Dollar Index rises from a key support level at 91.50 as shown in the chart below. 2017 has been a year for a weaker Dollar Index. Is the situation for the Dollar Index about to change in 2018? We take a look at the charts.
Dollar Index longer term Monthly chart:
Taking a look at the longer term monthly chart the Dollar Index formed an AB=CD pattern right at the 61.8% Fibonacci retracement off the retest of the highs in 2002 and the low in 2008. This pattern is highlighted in the blue shaded area.
Since 2011 the Dollar Index has been rising with a clear break of the pannent formation in 2014 giving rise to a parablic rise. Since the beginning of 2017, Dollar index has been under pressure. It has now reached an important level of 38.2% Fibonacci retracement off the 2008 lows at the 91.25 level.

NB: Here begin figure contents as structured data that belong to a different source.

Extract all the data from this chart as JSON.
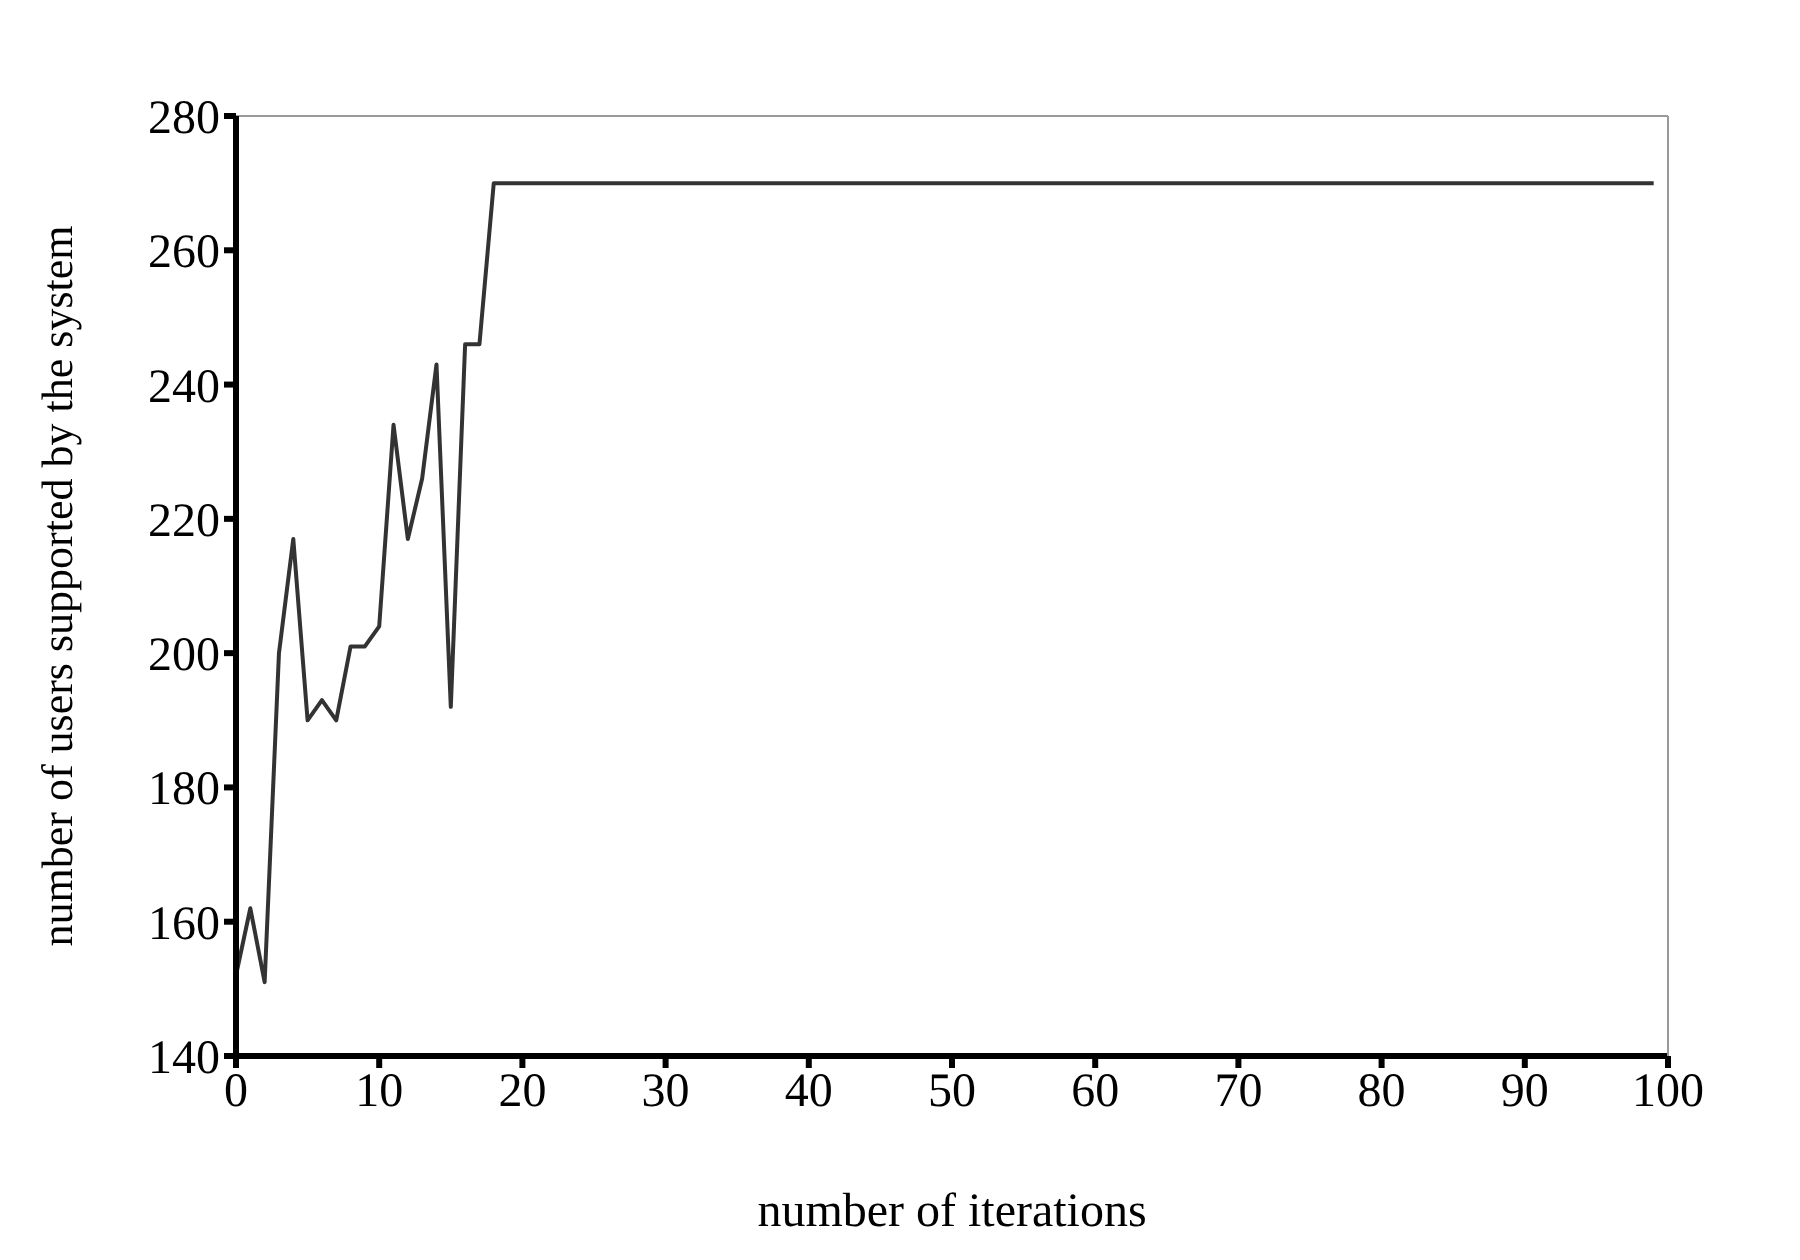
{
  "chart_data": {
    "type": "line",
    "xlabel": "number of iterations",
    "ylabel": "number of users supported by the system",
    "x": [
      0,
      1,
      2,
      3,
      4,
      5,
      6,
      7,
      8,
      9,
      10,
      11,
      12,
      13,
      14,
      15,
      16,
      17,
      18,
      99
    ],
    "series": [
      {
        "color": "#333333",
        "values": [
          152,
          162,
          151,
          200,
          217,
          190,
          193,
          190,
          201,
          201,
          204,
          234,
          217,
          226,
          243,
          192,
          246,
          246,
          270,
          270
        ]
      }
    ],
    "xlim": [
      0,
      100
    ],
    "xticks": [
      0,
      10,
      20,
      30,
      40,
      50,
      60,
      70,
      80,
      90,
      100
    ],
    "ylim": [
      140,
      280
    ],
    "yticks": [
      140,
      160,
      180,
      200,
      220,
      240,
      260,
      280
    ],
    "grid": false,
    "legend": false,
    "marker": "none",
    "line_style": "solid"
  }
}
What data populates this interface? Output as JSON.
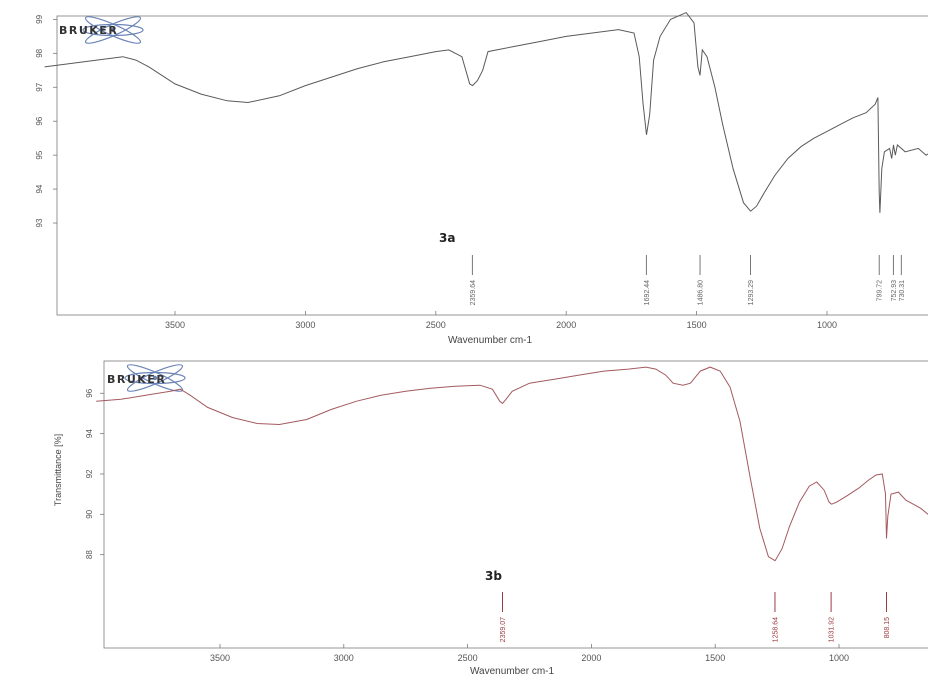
{
  "chart_data": [
    {
      "type": "line",
      "panel_label": "3a",
      "logo": "BRUKER",
      "xlabel": "Wavenumber cm-1",
      "ylabel": "",
      "xlim": [
        4000,
        400
      ],
      "ylim": [
        92.5,
        99.1
      ],
      "xticks": [
        3500,
        3000,
        2500,
        2000,
        1500,
        1000
      ],
      "xtick_labels": [
        "3500",
        "3000",
        "2500",
        "2000",
        "1500",
        "1000"
      ],
      "yticks": [
        93,
        94,
        95,
        96,
        97,
        98,
        99
      ],
      "ytick_labels": [
        "93",
        "94",
        "95",
        "96",
        "97",
        "98",
        "99"
      ],
      "peaks": [
        {
          "x": 2359.64,
          "label": "2359.64"
        },
        {
          "x": 1692.44,
          "label": "1692.44"
        },
        {
          "x": 1486.8,
          "label": "1486.80"
        },
        {
          "x": 1293.29,
          "label": "1293.29"
        },
        {
          "x": 799.72,
          "label": "799.72"
        },
        {
          "x": 752.93,
          "label": "752.93"
        },
        {
          "x": 730.31,
          "label": "730.31"
        }
      ],
      "series": [
        {
          "color": "#5a5a5a",
          "points": [
            [
              4000,
              97.6
            ],
            [
              3900,
              97.7
            ],
            [
              3800,
              97.8
            ],
            [
              3700,
              97.9
            ],
            [
              3650,
              97.8
            ],
            [
              3600,
              97.6
            ],
            [
              3500,
              97.1
            ],
            [
              3400,
              96.8
            ],
            [
              3300,
              96.6
            ],
            [
              3220,
              96.55
            ],
            [
              3100,
              96.75
            ],
            [
              3000,
              97.05
            ],
            [
              2900,
              97.3
            ],
            [
              2800,
              97.55
            ],
            [
              2700,
              97.75
            ],
            [
              2600,
              97.9
            ],
            [
              2500,
              98.05
            ],
            [
              2450,
              98.1
            ],
            [
              2400,
              97.9
            ],
            [
              2370,
              97.1
            ],
            [
              2359,
              97.05
            ],
            [
              2340,
              97.2
            ],
            [
              2320,
              97.5
            ],
            [
              2300,
              98.05
            ],
            [
              2200,
              98.2
            ],
            [
              2100,
              98.35
            ],
            [
              2000,
              98.5
            ],
            [
              1900,
              98.6
            ],
            [
              1800,
              98.7
            ],
            [
              1740,
              98.6
            ],
            [
              1720,
              97.9
            ],
            [
              1705,
              96.5
            ],
            [
              1692,
              95.6
            ],
            [
              1680,
              96.2
            ],
            [
              1665,
              97.8
            ],
            [
              1640,
              98.5
            ],
            [
              1600,
              99.0
            ],
            [
              1540,
              99.2
            ],
            [
              1510,
              98.9
            ],
            [
              1495,
              97.6
            ],
            [
              1487,
              97.35
            ],
            [
              1478,
              98.1
            ],
            [
              1460,
              97.9
            ],
            [
              1430,
              97.0
            ],
            [
              1400,
              95.9
            ],
            [
              1360,
              94.6
            ],
            [
              1320,
              93.6
            ],
            [
              1293,
              93.35
            ],
            [
              1270,
              93.5
            ],
            [
              1240,
              93.9
            ],
            [
              1200,
              94.4
            ],
            [
              1150,
              94.9
            ],
            [
              1100,
              95.25
            ],
            [
              1050,
              95.5
            ],
            [
              1000,
              95.7
            ],
            [
              950,
              95.9
            ],
            [
              900,
              96.1
            ],
            [
              850,
              96.25
            ],
            [
              815,
              96.5
            ],
            [
              805,
              96.7
            ],
            [
              800,
              93.9
            ],
            [
              797,
              93.3
            ],
            [
              790,
              94.6
            ],
            [
              780,
              95.1
            ],
            [
              760,
              95.2
            ],
            [
              752,
              94.9
            ],
            [
              745,
              95.3
            ],
            [
              738,
              95.0
            ],
            [
              730,
              95.3
            ],
            [
              700,
              95.1
            ],
            [
              650,
              95.2
            ],
            [
              620,
              95.0
            ],
            [
              600,
              95.1
            ],
            [
              560,
              95.2
            ],
            [
              530,
              95.3
            ],
            [
              500,
              95.5
            ]
          ]
        }
      ]
    },
    {
      "type": "line",
      "panel_label": "3b",
      "logo": "BRUKER",
      "xlabel": "Wavenumber cm-1",
      "ylabel": "Transmittance [%]",
      "xlim": [
        4000,
        400
      ],
      "ylim": [
        86.0,
        97.6
      ],
      "xticks": [
        3500,
        3000,
        2500,
        2000,
        1500,
        1000
      ],
      "xtick_labels": [
        "3500",
        "3000",
        "2500",
        "2000",
        "1500",
        "1000"
      ],
      "yticks": [
        88,
        90,
        92,
        94,
        96
      ],
      "ytick_labels": [
        "88",
        "90",
        "92",
        "94",
        "96"
      ],
      "peaks": [
        {
          "x": 2359.07,
          "label": "2359.07"
        },
        {
          "x": 1258.64,
          "label": "1258.64"
        },
        {
          "x": 1031.92,
          "label": "1031.92"
        },
        {
          "x": 808.15,
          "label": "808.15"
        }
      ],
      "series": [
        {
          "color": "#a35a5f",
          "points": [
            [
              4000,
              95.6
            ],
            [
              3900,
              95.7
            ],
            [
              3800,
              95.9
            ],
            [
              3700,
              96.1
            ],
            [
              3660,
              96.2
            ],
            [
              3620,
              95.9
            ],
            [
              3550,
              95.3
            ],
            [
              3450,
              94.8
            ],
            [
              3350,
              94.5
            ],
            [
              3260,
              94.45
            ],
            [
              3150,
              94.7
            ],
            [
              3050,
              95.2
            ],
            [
              2950,
              95.6
            ],
            [
              2850,
              95.9
            ],
            [
              2750,
              96.1
            ],
            [
              2650,
              96.25
            ],
            [
              2550,
              96.35
            ],
            [
              2450,
              96.4
            ],
            [
              2400,
              96.2
            ],
            [
              2370,
              95.6
            ],
            [
              2359,
              95.5
            ],
            [
              2345,
              95.7
            ],
            [
              2320,
              96.1
            ],
            [
              2250,
              96.5
            ],
            [
              2150,
              96.7
            ],
            [
              2050,
              96.9
            ],
            [
              1950,
              97.1
            ],
            [
              1850,
              97.2
            ],
            [
              1780,
              97.3
            ],
            [
              1740,
              97.2
            ],
            [
              1700,
              96.9
            ],
            [
              1670,
              96.5
            ],
            [
              1630,
              96.4
            ],
            [
              1600,
              96.5
            ],
            [
              1560,
              97.1
            ],
            [
              1520,
              97.3
            ],
            [
              1480,
              97.1
            ],
            [
              1440,
              96.3
            ],
            [
              1400,
              94.6
            ],
            [
              1360,
              91.9
            ],
            [
              1320,
              89.3
            ],
            [
              1285,
              87.9
            ],
            [
              1258,
              87.7
            ],
            [
              1230,
              88.3
            ],
            [
              1200,
              89.4
            ],
            [
              1160,
              90.6
            ],
            [
              1120,
              91.4
            ],
            [
              1090,
              91.6
            ],
            [
              1060,
              91.2
            ],
            [
              1040,
              90.6
            ],
            [
              1030,
              90.5
            ],
            [
              1010,
              90.6
            ],
            [
              970,
              90.9
            ],
            [
              920,
              91.3
            ],
            [
              880,
              91.7
            ],
            [
              850,
              91.95
            ],
            [
              825,
              92.0
            ],
            [
              812,
              91.0
            ],
            [
              808,
              88.8
            ],
            [
              803,
              89.9
            ],
            [
              790,
              91.0
            ],
            [
              760,
              91.1
            ],
            [
              730,
              90.7
            ],
            [
              700,
              90.5
            ],
            [
              670,
              90.3
            ],
            [
              640,
              90.0
            ],
            [
              620,
              89.7
            ],
            [
              600,
              89.8
            ],
            [
              590,
              89.6
            ]
          ]
        }
      ]
    }
  ]
}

Further taking a look at the shorter term daily time frame, we see the Dollar Index hitting a support pattern at the 91.50 level with an AB=CD formation highlighted in the blue shaded area.
It is critical for the Dollar Index to hold the 91.50 – 91.25 level for the support to remain intact. If the 91.50 to 91.25 support does not hold, we could be looking at a much weaker US dollar against the basket of major currencies with the next significant support coming at the 85 level.